- Flexibility - ADMM handles a number of non-trivial problems in a common framework
- Efficiency - Often the subproblems have efficient, often embarassingly-parallel, solvers
I've quickly implemented ADMM for combined deblurring and denoising of 1D input signals using the total-variation regularization in a Generalized-Lasso problem definition. Unlike the Boyd paper, I've chosen to use Landweber iterations to solve the data subproblem as these are commonly used in large-scale deblurring and tomography. My well-commented sample implementation (see the end of this post) allows all the method parameters to be tweaked to see the effect of using inexact solves, different penalty parameters and different regularization weights.
As an example, the image below shows a 100 sample square-wave signal, blurred by a Gaussian with standard deviation of 3 and corrupted by Gaussian noise with a sigma of 5%. Only two inner Landweber iterations were used for each outer iteration. The red line shows the original blurred and noisy input, while the blue line shows the reconstructed result after 100 iterations.

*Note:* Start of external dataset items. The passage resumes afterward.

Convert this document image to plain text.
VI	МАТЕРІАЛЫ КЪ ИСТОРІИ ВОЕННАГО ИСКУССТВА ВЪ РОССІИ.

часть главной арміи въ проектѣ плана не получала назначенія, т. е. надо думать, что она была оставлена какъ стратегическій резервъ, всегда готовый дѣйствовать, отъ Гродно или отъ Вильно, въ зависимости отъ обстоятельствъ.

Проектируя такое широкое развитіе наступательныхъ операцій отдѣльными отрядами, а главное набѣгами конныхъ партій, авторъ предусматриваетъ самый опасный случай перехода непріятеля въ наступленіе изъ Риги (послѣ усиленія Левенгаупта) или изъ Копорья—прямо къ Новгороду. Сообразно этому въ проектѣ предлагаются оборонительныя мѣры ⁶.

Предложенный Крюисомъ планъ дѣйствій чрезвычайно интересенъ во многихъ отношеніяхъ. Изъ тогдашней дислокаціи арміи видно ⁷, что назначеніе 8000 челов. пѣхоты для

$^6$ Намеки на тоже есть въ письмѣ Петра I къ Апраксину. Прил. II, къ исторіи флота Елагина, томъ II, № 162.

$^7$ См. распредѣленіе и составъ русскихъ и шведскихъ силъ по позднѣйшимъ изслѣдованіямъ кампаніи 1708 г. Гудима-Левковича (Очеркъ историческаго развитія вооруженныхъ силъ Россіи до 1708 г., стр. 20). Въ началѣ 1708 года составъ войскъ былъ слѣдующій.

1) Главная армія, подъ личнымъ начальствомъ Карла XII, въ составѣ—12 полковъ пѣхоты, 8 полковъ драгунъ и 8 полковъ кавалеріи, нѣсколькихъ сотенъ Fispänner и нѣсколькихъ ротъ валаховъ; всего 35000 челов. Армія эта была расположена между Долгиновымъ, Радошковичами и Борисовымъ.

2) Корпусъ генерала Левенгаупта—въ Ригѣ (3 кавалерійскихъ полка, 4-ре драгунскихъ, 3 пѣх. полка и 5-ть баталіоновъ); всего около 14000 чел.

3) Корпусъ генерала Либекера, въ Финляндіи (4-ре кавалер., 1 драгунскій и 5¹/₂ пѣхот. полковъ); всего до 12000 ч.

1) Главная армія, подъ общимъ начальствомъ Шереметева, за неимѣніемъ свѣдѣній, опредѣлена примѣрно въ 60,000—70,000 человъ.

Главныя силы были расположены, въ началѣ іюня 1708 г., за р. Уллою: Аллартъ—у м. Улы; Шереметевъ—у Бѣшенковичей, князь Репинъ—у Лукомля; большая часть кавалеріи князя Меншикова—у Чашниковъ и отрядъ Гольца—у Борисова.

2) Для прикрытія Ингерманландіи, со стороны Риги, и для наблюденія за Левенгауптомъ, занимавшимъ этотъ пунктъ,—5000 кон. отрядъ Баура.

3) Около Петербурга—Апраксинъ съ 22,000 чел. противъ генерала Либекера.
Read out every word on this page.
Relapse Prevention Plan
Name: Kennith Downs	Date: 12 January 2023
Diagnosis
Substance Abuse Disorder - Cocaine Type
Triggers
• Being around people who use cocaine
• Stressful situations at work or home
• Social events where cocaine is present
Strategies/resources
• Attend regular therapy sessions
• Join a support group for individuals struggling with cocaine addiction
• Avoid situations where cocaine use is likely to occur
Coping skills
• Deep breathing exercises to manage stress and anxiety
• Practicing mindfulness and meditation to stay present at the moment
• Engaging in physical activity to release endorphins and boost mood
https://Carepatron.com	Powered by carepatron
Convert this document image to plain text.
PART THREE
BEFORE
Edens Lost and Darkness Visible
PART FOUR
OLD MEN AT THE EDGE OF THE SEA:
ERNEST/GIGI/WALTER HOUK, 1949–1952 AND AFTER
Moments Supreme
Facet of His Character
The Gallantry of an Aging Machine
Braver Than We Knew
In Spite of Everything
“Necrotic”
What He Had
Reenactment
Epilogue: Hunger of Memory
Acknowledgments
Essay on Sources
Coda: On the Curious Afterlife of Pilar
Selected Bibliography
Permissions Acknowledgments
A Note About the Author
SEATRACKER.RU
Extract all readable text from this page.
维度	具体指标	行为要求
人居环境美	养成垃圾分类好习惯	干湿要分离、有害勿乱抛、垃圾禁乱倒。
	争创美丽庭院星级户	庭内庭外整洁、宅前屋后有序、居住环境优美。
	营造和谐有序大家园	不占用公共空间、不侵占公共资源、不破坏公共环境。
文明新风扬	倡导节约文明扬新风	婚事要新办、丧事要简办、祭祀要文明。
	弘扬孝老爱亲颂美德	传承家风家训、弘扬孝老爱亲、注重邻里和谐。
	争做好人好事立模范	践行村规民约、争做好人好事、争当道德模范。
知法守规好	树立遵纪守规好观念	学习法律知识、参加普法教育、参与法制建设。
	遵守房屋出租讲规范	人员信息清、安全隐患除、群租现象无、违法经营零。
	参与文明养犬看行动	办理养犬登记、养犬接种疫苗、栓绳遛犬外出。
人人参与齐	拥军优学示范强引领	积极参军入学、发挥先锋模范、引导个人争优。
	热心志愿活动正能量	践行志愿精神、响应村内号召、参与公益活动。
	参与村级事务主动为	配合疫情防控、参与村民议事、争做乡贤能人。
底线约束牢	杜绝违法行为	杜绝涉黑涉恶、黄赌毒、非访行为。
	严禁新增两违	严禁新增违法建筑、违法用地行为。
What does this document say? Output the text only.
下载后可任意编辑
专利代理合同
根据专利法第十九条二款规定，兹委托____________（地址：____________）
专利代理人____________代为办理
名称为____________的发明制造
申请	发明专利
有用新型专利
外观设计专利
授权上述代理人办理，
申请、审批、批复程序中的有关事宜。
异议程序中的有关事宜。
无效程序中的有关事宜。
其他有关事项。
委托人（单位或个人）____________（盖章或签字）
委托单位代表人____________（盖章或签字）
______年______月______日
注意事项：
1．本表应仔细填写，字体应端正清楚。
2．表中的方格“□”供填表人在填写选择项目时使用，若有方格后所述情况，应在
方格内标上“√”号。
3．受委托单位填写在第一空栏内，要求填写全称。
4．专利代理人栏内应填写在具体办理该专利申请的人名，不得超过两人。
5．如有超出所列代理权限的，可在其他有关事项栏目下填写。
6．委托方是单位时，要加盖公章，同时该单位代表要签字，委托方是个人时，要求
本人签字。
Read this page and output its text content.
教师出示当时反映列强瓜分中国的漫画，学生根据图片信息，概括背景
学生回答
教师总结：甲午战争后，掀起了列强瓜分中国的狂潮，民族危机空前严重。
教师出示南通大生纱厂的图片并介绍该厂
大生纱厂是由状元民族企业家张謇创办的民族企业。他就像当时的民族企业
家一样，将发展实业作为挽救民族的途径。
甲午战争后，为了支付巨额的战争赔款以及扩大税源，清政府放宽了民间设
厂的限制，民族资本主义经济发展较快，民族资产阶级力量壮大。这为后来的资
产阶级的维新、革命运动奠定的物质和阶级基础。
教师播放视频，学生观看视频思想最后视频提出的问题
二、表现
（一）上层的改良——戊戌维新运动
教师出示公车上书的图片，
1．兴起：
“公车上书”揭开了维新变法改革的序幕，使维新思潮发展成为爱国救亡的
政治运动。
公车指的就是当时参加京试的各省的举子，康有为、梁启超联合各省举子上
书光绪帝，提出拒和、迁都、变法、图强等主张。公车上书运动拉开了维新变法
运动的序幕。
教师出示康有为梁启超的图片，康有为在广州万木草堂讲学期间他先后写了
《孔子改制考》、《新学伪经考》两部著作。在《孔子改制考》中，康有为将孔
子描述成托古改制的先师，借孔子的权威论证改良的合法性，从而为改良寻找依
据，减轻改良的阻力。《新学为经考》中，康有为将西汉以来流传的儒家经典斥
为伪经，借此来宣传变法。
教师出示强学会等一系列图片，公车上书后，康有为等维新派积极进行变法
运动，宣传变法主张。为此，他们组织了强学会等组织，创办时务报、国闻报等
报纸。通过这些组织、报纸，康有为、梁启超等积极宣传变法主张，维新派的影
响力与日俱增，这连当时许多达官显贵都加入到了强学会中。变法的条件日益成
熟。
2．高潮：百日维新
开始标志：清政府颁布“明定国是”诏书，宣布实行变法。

Overall I find that the method works as advertised. It's fairly easy to implement, either in Matlab or in C/C++, can handle 1-norms of general linear regularizers and converges quickly. It also allows matrix-free solvers to be used for the data-subproblem, while the solve for the prior is embarrassingly-parallel, so it should scale quite well too.
You can get the implementation that produced this plot below. Note that you may get slightly different results since the noise is generated randomly.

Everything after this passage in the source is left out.